Anyone can come up with a decent hand-wave for why certain aspects of a story work the way they do. Hard sci-fi is supposed to be about avoiding hand-waving as much as reasonably possible.
(To prove the first half of the last paragraph, the reason you can't use a tactical cloak on something like a ship or shuttle is 1) they're too big and/or are regularly subject to extreme conditions that would rapidly degrade the external components of optical camouflage, and 2) you cannot invisible your way out of sonic booms, engine noise, or the heat and light produced by air friction on re-entry, meaning the tech is basically useless for hiding an approaching spacecraft anyway. All very plausible sounding, no?
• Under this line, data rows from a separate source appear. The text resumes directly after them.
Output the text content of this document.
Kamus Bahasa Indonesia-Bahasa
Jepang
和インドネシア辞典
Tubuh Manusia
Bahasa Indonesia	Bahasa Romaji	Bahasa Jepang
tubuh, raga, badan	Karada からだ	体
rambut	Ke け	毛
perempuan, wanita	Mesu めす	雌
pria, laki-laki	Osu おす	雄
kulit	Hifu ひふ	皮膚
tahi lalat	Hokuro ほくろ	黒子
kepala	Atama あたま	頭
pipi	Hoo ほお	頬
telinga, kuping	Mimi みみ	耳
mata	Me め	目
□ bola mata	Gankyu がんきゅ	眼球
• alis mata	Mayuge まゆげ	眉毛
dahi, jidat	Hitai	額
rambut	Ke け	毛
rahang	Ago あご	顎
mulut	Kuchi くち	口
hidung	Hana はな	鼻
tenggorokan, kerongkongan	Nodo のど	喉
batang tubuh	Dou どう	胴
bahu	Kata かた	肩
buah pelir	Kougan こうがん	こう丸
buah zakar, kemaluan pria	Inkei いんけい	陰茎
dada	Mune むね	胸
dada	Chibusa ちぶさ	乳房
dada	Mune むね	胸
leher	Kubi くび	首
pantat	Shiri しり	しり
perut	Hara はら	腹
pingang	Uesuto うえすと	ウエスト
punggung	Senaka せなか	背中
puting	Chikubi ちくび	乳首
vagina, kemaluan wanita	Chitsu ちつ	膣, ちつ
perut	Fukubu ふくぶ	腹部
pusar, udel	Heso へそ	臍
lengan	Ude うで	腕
And functionally distinct from the long range, stealth-in-space problem Mass Effect was hand-waving so we didn't wonder why we weren't dodging enemy fleets until the third game, where the enemy was Sufficiently Advanced a mini-game felt justified.)
(Sorry, again, but I do think you are overlooking that the tactical cloak is a gameplay-relevant feat applied to human-scale characters to spice up the combat while the stealth frigate stuff is specifically downplaying questions about how a starship can casually fly into observable range of planets crawling with hostile, technologically-advanced beings without being immediately shot down by every missile the Geth have at their disposal. Sometimes games, specifically, are like that, because they can't afford to make everything consistent and fun or even cool.)